Thank you, so much, for shedding light on this!

As an author who has been surrounded by a similar culture, it’s frustrated me how the media only reports on right-wing censorship and insists it’s purely a right-wing issue. It does indeed happen on the right, and the left. It happens on all sides.

I’ve started to see shelves in bookstores more frequently highlighting things like “LGBTQ+ fiction” or “Books by X Race,” and I’m not sure how I feel about it. On one hand, if there is interest for those subjects, people should be directed as to where to find them. On the other hand, it’s always made me feel pigeonholed… If they made shelves for “Female Authors,” would I not be allowed on the ordinary shelves?
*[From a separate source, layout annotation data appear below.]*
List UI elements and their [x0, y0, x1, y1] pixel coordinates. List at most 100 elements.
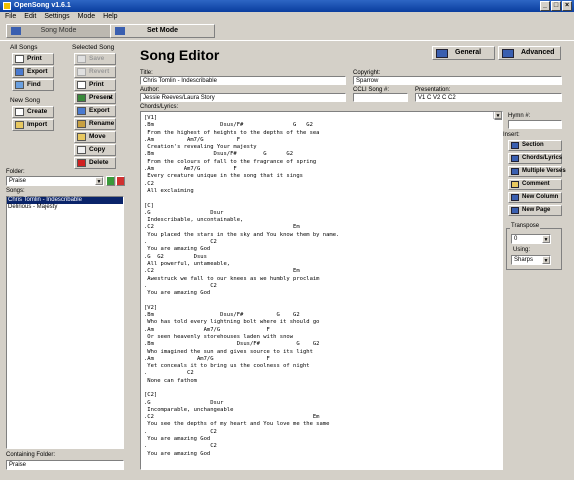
insert-chords-lyrics-button[interactable]: Chords/Lyrics	[508, 153, 562, 164]
containing-folder-label: Containing Folder:	[6, 452, 56, 458]
menu-help[interactable]: Help	[103, 13, 117, 20]
export-label: Export	[89, 107, 110, 114]
list-item[interactable]: Chris Tomlin - Indescribable	[7, 197, 123, 204]
chevron-down-icon[interactable]: ▼	[542, 235, 550, 243]
general-button[interactable]: General	[432, 46, 495, 60]
lyric-line: . C2	[144, 443, 217, 450]
lyric-line: Yet conceals it to bring us the coolness…	[144, 363, 310, 370]
app-icon	[3, 2, 11, 10]
insert-multiple-verses-button[interactable]: Multiple Verses	[508, 166, 566, 177]
songs-list[interactable]: Chris Tomlin - Indescribable Delirious -…	[6, 196, 124, 449]
lyric-line: .C2 Em	[144, 414, 320, 421]
lyric-line: .Am Am7/G F	[144, 166, 237, 173]
minimize-button[interactable]: _	[540, 1, 550, 11]
lyric-line: .Am Am7/G F	[144, 136, 241, 143]
lyric-line: You are amazing God	[144, 246, 211, 253]
maximize-button[interactable]: □	[551, 1, 561, 11]
menu-file[interactable]: File	[5, 13, 16, 20]
lyric-line: .Am Am7/G F	[144, 326, 270, 333]
menu-mode[interactable]: Mode	[78, 13, 96, 20]
transpose-select[interactable]: 0 ▼	[511, 234, 551, 244]
advanced-button[interactable]: Advanced	[498, 46, 561, 60]
menu-settings[interactable]: Settings	[44, 13, 69, 20]
new-song-label: New Song	[10, 97, 40, 104]
song-mode-button[interactable]: Song Mode	[6, 24, 111, 38]
hymn-label: Hymn #:	[508, 113, 531, 119]
print-label: Print	[27, 55, 42, 62]
transpose-value: 0	[514, 236, 518, 242]
ccli-field[interactable]	[353, 93, 408, 102]
copyright-field[interactable]: Sparrow	[353, 76, 562, 85]
move-icon	[77, 133, 86, 141]
menu-edit[interactable]: Edit	[24, 13, 36, 20]
selected-export-button[interactable]: Export	[74, 105, 116, 117]
copy-label: Copy	[89, 146, 106, 153]
chevron-down-icon[interactable]: ▼	[542, 256, 550, 264]
create-label: Create	[27, 108, 48, 115]
add-folder-icon[interactable]	[106, 176, 115, 186]
lyric-line: .G Dsur	[144, 399, 224, 406]
new-document-icon	[15, 108, 24, 116]
save-button[interactable]: Save	[74, 53, 116, 65]
lyrics-lines: [V1] .Bm Dsus/F# G G2 From the highest of…	[144, 115, 499, 457]
lyric-line: Creation's revealing Your majesty	[144, 144, 257, 151]
set-mode-icon	[115, 27, 125, 35]
scroll-down-icon[interactable]: ▼	[494, 112, 502, 120]
using-select[interactable]: Sharps ▼	[511, 255, 551, 265]
present-button[interactable]: Present ►	[74, 92, 116, 104]
general-label: General	[455, 49, 482, 56]
move-button[interactable]: Move	[74, 131, 116, 143]
find-label: Find	[27, 81, 41, 88]
presentation-field[interactable]: V1 C V2 C C2	[415, 93, 562, 102]
containing-folder-field[interactable]: Praise	[6, 460, 124, 470]
insert-new-column-button[interactable]: New Column	[508, 192, 562, 203]
using-label: Using:	[513, 247, 531, 253]
title-field[interactable]: Chris Tomlin - Indescribable	[140, 76, 346, 85]
all-songs-print-button[interactable]: Print	[12, 53, 54, 65]
copy-button[interactable]: Copy	[74, 144, 116, 156]
close-button[interactable]: ×	[562, 1, 572, 11]
lyric-line: [C]	[144, 202, 154, 209]
export-label: Export	[27, 68, 48, 75]
rename-button[interactable]: Rename	[74, 118, 116, 130]
selected-print-button[interactable]: Print	[74, 79, 116, 91]
lyric-line	[144, 297, 499, 304]
save-label: Save	[89, 55, 105, 62]
delete-label: Delete	[89, 159, 109, 166]
lyric-line: .Am Am7/G F	[144, 355, 270, 362]
lyric-line: From the colours of fall to the fragranc…	[144, 158, 317, 165]
find-icon	[15, 81, 24, 89]
editor-scrollbar[interactable]: ▲ ▼	[493, 112, 502, 120]
lyric-line: You see the depths of my heart and You l…	[144, 421, 330, 428]
move-label: Move	[89, 133, 106, 140]
song-mode-label: Song Mode	[40, 27, 77, 34]
insert-comment-button[interactable]: Comment	[508, 179, 562, 190]
hymn-field[interactable]	[508, 120, 562, 129]
import-button[interactable]: Import	[12, 119, 54, 131]
song-mode-icon	[11, 27, 21, 35]
insert-section-button[interactable]: Section	[508, 140, 562, 151]
find-button[interactable]: Find	[12, 79, 54, 91]
lyric-line: .C2 Em	[144, 224, 300, 231]
set-mode-button[interactable]: Set Mode	[110, 24, 215, 38]
insert-new-page-label: New Page	[522, 207, 551, 213]
create-button[interactable]: Create	[12, 106, 54, 118]
revert-button[interactable]: Revert	[74, 66, 116, 78]
lyric-line: .C2	[144, 180, 154, 187]
insert-new-page-button[interactable]: New Page	[508, 205, 562, 216]
lyrics-editor[interactable]: [V1] .Bm Dsus/F# G G2 From the highest of…	[140, 111, 503, 470]
delete-button[interactable]: Delete	[74, 157, 116, 169]
songs-label: Songs:	[6, 188, 25, 194]
folder-select[interactable]: Praise ▼	[6, 176, 104, 186]
list-item[interactable]: Delirious - Majesty	[7, 204, 123, 211]
toolbar-divider	[0, 40, 574, 41]
author-field[interactable]: Jessie Reeves/Laura Story	[140, 93, 346, 102]
all-songs-export-button[interactable]: Export	[12, 66, 54, 78]
lyric-line: None can fathom	[144, 377, 197, 384]
revert-icon	[77, 68, 86, 76]
chevron-down-icon[interactable]: ▼	[95, 177, 103, 185]
revert-label: Revert	[89, 68, 110, 75]
remove-folder-icon[interactable]	[116, 176, 125, 186]
set-mode-label: Set Mode	[146, 27, 179, 34]
lyric-line: You placed the stars in the sky and You …	[144, 231, 340, 238]
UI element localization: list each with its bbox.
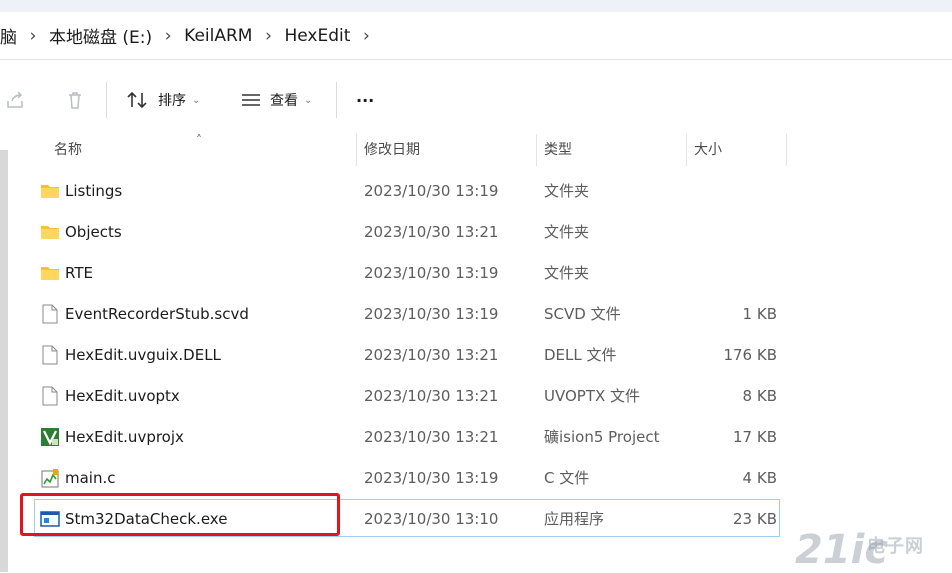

Are stories featuring black people or gay people or trans people or characters from other countries not just human stories like any other? I’m sure every author and reader feels differently, I just hope authors aren’t being forced to pigeonhole themselves unwillingly.

I always felt pressured to represent diversity in my work, and read books solely because the author was a minority (“read a book by an author of color”, no requirements for quality, was actually one of my school assignments!), and started feeling like if I, as a cishet white author, got published… My spot would just be a waste of space among the bookshelf slots that NEEDED to go to minorities… or so I was taught.

I’m committedly anti-censorship now. I believe that if an author wants to write something with a focus on radical social justice beliefs, they can. If a specific book store wants to focus their content on social justice out of their own volition, they can.

But mandating everyone confirm to a single set of beliefs, and even regulating who’s allowed at author events based on factors irrelevant to the event’s purpose that they cannot control? That’s wrong. I’m sorry to hear things have gotten this bad over there, but glad to see you’re speaking up!